Raikkonen’s win was Ferrari’s first this year, his first since the 2008 Spanish Grand Prix, and the 18th of his career.
It came on a day when the drivers’ championship battle was given a shake, if not tipped upside down, thanks to a multiple collision on the opening lap.
That accident, which took out four cars, removed championship leader Jenson Button of Brawn GP and fellow-Briton and defending champion Lewis Hamilton of McLaren Mercedes.
Raikkonen, world champion in 2007, whose place in the team is under threat amid unconfirmed reports that Fernando Alonso of Renault has signed to replace him next year, was delighted at ending Ferrari’s run of 11 races without a win.
"It hasn’t been an easy year for us. We made a big step in Barcelona, but it wasn’t enough. It’s quite a long time since I last won," said the Finn.
"My aim has been to win at least one race and for us to stay third in the championship. We weren’t the fastest in the lap times, but overall we managed to keep everybody behind. Hopefully we can get some good results after this race."
Fisichella, who had claimed the Force India team’s maiden pole position and his career fourth in Saturday’s qualifying, was happy at delivering the team their first points, in their 31st outing, with a podium finish.
The Italian lost the lead he had established at the original start – the safety car was sent out during the first lap due to the early accidents – when he was cautious at the re-start and Raikkonen surged into the lead.
But he finished up coming home only nine-tenths of a second behind the Ferrari, proving that the Force India’s Mercedes-Benz engine was the most effective on the circuit and certain to be a threat at the Italian Grand Prix next month.
Curiously, according to unconfirmed reports in Italy, Fisichella may by then have joined Ferrari as Raikkonen’s team-mate and as replacement for hapless 38-year-old Luca Badoer, the team’s test driver, who himself was racing as a deputy for injured Brazilian Felipe Massa.
"It’s been another great day and it was an amazing result today," said Fisichella.
"Before coming to Spa if you had asked all the team if we would have been happy to finish eighth we would have said it was a fantastic result but second is a dream, just great.
"Actually if I can be honest I am a little disappointed as I felt we could have won the race. I was unlucky with the safety car when Kimi came past me at the restart and overtook me."
Behind the leading duo came Sebastien Vettel in a Red Bull ahead of Robert Kubica, fourth for BMW Sauber, team-mate Nick Heidfeld, with Heikki Kovalainen sixth for McLaren Mercedes.
Rubens Barrichello was seventh, nursing his Brawn car stricken by an oil leak over the closing laps, and Nico Rosberg was eighth for Williams.

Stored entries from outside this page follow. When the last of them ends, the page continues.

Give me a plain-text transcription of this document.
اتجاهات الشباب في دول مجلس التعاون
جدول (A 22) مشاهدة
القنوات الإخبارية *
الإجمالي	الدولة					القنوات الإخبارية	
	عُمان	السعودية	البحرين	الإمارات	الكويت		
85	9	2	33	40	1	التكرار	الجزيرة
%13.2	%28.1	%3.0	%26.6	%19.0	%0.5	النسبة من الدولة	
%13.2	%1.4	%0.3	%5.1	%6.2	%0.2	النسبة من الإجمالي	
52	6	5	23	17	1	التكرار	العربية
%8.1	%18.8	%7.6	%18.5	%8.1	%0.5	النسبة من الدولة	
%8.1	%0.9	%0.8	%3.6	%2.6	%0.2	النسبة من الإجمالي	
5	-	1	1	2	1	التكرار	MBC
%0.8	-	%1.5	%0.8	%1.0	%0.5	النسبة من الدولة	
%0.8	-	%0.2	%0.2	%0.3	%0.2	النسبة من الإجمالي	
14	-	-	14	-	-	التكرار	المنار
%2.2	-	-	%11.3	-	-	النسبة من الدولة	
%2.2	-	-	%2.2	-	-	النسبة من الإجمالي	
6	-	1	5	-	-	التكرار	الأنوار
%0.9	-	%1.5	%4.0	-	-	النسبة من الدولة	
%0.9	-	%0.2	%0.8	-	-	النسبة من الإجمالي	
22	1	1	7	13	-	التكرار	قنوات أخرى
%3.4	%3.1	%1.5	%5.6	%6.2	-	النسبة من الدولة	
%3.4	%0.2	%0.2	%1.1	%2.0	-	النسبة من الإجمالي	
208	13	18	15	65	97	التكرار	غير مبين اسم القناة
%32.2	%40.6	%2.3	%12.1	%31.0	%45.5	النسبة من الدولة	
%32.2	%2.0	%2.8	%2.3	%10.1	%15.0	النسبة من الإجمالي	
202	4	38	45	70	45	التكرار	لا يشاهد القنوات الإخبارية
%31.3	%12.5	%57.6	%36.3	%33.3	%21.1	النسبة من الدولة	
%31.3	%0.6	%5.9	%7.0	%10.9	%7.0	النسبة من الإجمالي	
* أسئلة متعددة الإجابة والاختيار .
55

For Button the damage to his car – and his title hopes – was limited as his main rivals failed to capitalise with big-scoring results.

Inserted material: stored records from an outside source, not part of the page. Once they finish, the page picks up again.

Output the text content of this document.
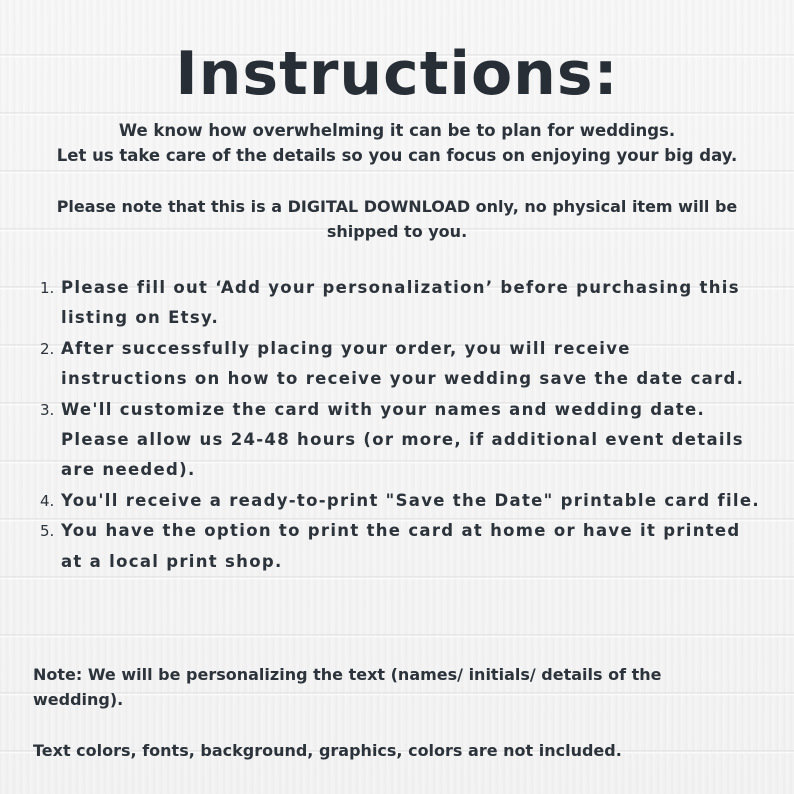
Instructions:

We know how overwhelming it can be to plan for weddings.

Let us take care of the details so you can focus on enjoying your big day.

Please note that this is a DIGITAL DOWNLOAD only, no physical item will be shipped to you.

1. Please fill out ‘Add your personalization’ before purchasing this listing on Etsy.
2. After successfully placing your order, you will receive instructions on how to receive your wedding save the date card.
3. We'll customize the card with your names and wedding date. Please allow us 24-48 hours (or more, if additional event details are needed).
4. You'll receive a ready-to-print "Save the Date" printable card file.
5. You have the option to print the card at home or have it printed at a local print shop.

Note: We will be personalizing the text (names/ initials/ details of the wedding).

Text colors, fonts, background, graphics, colors are not included.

His lead ahead of Barrichello was cut by only two points from 18 to 16 while Vettel jumped back to third. The young German now has 53 points behind Barrichello on 56 and Button on 72 with five races remaining.
Button said: "I got a very good start. I got past Lewis, I made up four places. As we were going down the straight through turn five, (Renault’s Romain) Grosjean out-braked himself. It is so frustrating to be taken out like that."
Hamilton shrugged off his fate, commenting: "It’s just one of those days.
"I got off to a really bad start, the anti-stall kicked in. I tried to recover but I got hit at the first corner and lost a bit of my front wing. Then I saw Jenson and backed off to avoid it all, but got hit from behind."